Las deudas de los Estados y de los particulares se tornan impagables y de este modo sectores que buscaban su camino dentro del sistema se encuentran de golpe fuera de la economía y contra aquél y se unen a los marginados, explotados, oprimidos. Los viejos mecanismos de mediación, como las direcciones sindicales o los partidos, no pueden ser ya colchones amortiguadores.
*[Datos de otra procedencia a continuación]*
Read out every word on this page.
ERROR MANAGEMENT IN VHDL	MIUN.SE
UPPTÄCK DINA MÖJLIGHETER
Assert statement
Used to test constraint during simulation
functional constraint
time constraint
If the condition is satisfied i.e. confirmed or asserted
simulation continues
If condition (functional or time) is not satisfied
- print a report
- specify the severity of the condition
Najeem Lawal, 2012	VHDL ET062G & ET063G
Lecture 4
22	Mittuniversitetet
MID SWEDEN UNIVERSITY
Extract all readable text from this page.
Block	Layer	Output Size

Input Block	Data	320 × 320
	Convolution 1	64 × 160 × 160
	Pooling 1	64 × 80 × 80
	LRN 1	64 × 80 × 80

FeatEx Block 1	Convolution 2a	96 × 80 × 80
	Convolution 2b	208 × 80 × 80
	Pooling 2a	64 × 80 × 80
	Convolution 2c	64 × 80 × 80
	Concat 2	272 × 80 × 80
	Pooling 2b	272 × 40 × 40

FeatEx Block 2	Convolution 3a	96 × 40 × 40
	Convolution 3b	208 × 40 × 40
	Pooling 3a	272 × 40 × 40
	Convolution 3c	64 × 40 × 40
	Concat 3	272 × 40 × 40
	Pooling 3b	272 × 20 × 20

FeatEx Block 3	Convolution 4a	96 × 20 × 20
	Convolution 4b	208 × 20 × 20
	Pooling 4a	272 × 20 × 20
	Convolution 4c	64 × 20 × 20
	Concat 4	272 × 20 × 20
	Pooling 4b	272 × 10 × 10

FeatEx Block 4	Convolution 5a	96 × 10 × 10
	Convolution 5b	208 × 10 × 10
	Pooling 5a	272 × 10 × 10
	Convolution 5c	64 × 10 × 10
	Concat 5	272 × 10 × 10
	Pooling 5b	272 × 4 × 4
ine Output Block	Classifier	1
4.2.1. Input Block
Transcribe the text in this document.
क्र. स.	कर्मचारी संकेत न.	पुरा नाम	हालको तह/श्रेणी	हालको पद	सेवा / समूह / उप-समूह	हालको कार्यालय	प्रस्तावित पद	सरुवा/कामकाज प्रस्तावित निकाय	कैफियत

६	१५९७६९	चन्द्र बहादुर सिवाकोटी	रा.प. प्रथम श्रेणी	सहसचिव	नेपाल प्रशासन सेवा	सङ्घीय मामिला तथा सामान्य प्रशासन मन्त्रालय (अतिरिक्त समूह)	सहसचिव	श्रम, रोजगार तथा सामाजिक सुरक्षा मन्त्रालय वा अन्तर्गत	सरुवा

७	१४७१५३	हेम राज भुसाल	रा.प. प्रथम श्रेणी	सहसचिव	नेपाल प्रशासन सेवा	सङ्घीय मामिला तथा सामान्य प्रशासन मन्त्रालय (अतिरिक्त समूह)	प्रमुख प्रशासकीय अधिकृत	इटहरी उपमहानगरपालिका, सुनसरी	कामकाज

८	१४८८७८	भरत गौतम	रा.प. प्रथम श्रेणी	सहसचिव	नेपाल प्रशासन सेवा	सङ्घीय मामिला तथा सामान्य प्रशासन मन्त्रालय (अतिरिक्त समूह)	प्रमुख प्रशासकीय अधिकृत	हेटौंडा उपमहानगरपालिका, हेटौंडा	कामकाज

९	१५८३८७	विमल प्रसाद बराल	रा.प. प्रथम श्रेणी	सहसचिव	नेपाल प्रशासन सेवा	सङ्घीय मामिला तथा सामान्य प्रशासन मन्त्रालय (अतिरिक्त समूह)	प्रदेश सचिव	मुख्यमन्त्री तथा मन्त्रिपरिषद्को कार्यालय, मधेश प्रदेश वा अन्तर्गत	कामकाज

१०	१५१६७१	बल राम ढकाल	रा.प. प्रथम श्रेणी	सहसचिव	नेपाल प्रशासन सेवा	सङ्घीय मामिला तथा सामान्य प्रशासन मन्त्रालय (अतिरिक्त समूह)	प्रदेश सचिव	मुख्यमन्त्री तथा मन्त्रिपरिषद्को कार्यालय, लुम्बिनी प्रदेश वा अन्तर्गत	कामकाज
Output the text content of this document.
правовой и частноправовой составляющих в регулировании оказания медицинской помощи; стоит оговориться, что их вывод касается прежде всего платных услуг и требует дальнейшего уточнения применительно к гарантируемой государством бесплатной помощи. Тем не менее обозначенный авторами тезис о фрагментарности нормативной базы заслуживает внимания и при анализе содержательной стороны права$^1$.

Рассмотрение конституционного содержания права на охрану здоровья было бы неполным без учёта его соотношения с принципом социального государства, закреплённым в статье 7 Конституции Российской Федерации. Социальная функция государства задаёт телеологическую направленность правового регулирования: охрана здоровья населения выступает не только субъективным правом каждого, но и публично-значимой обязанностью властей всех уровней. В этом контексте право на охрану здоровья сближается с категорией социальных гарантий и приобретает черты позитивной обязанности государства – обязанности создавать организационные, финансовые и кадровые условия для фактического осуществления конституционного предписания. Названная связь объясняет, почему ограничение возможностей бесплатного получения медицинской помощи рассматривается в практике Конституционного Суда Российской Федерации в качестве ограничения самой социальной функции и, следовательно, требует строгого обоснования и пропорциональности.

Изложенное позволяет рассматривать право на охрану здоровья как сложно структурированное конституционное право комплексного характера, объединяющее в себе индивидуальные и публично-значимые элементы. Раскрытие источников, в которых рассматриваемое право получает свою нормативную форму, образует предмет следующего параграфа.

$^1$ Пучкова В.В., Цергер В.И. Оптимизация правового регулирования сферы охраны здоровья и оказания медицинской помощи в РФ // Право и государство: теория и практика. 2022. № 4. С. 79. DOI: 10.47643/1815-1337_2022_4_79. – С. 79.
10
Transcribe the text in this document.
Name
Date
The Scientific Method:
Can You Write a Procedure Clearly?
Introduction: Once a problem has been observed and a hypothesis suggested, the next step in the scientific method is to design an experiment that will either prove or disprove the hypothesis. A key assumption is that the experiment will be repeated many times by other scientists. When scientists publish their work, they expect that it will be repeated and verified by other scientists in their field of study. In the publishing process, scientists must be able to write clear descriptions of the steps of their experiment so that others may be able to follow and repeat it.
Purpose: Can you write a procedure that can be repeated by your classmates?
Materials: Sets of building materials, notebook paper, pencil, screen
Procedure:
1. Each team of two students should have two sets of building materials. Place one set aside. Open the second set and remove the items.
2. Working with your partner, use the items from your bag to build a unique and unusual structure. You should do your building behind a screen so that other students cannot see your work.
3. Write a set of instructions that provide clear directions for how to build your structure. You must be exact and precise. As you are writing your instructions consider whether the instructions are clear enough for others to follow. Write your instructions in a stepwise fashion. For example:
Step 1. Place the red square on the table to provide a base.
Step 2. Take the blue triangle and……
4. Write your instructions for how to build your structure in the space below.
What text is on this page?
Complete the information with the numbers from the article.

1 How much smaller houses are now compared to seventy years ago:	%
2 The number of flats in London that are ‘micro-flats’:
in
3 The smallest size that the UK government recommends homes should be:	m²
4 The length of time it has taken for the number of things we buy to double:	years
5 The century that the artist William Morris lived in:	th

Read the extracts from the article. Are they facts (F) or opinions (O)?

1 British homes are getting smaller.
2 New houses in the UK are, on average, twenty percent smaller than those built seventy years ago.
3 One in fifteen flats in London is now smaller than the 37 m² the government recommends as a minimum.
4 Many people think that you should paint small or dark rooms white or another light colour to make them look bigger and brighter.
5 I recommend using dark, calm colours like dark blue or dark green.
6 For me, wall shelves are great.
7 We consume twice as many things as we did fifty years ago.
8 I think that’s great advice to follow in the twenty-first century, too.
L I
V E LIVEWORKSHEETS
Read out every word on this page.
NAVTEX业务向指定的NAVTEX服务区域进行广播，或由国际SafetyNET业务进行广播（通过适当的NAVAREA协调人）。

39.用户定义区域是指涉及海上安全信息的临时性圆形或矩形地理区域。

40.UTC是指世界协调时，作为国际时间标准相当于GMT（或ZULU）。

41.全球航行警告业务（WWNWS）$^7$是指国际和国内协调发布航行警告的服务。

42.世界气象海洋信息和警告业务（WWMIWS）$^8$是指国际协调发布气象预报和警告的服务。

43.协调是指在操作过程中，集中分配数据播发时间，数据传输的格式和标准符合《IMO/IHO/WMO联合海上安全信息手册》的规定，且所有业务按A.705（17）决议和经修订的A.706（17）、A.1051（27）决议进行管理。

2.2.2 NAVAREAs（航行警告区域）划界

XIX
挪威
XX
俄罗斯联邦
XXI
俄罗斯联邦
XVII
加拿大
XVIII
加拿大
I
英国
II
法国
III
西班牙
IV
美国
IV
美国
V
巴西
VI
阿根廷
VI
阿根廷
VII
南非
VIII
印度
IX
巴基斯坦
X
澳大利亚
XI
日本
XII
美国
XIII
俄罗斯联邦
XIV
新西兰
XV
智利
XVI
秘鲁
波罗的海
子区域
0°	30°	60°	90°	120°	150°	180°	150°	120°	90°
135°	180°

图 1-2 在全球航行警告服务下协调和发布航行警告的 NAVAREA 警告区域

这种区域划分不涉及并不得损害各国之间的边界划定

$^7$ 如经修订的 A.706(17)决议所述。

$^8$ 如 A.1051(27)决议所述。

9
Por el contrario, surge un sindicalismo que lucha a la vez por la democracia y por un cambio social, que se politiza, que abarca a sectores de la población a los que nunca organizaron los sindicatos clásicos, fundamentalmente corporativos.

Y el estruendoso fracaso de las declaraciones públicas de los gobiernos sobre el bienestar, el trabajo, etcétera (otra cosa, evidentemente, es la conciencia cínica de que sus políticas concretas buscan objetivos opuestos a dichas promesas), así como la evidencia de la corrupción e impotencia en las altas esferas gubernamentales, ayuda aún más a corroer el consenso de que gozan los gobernantes, el cual se encoge como la piel de zapa. La crisis económica se convierte así también en una crisis política y en una crisis moral y se plantea, objetivamente y antes todos, la necesidad de una alternativa al sistema, no de una alternancia gubernamental ni de reformas que la crisis hace imposible. Leemos que 255 personas tienen igual riqueza total que 2 mil 500 millones de pobres y, por supuesto, mucho mayor poder. ¿Qué democracia es esa? ¿Cuáles son las oportunidades y las regulaciones que ofrece por sí mismo el mercado? ¿Dónde acabaron los argumentos de que había que dar a los ricos porque éstos redistribuyen las riquezas e invierten, crean fuentes de trabajo? ¿Dónde los argumentos sobre las ventajas comparativas, según los cuales no hay que plantar maíz, pues conviene exportar petróleo para comprar granos más baratos cuando el precio del petróleo cae y no hay dinero para importar los alimentos, aunque los precios de los mismos disminuyan, entre otras cosas porque el Estado recauda cada vez menos al caer la producción y porque su moneda se devalúa más que los precios de los productos que se importan?

Se replantea de este modo el control a los movimientos de capitales, su tasación, el control de cambios, llevar a cabo políticas de sostén del mercado interno y de protección a las fuentes de empleo, la preservación del carácter estatal de las palancas de la economía y la restatización de los sectores claves privatizados por un bocado de pan. Esto trae aparejado el problema de la democracia y de la transparencia en las empresas estatales para impedir la corrupción, los robos, la ineficiencia (que por otra parte caracterizan igualmente a las empresas privadas). Se plantea pues la necesidad de combatir el desastre económico que será aún mayor que el de 1929, porque hoy hay una enorme interdependencia económica. Pero eso no se hace con alianzas con los corresponsables de la catástrofe, sino cambiando la relación de fuerzas en la sociedad. Este no es tiempo de malabaristas, alquimistas políticos, magos y exorcistas.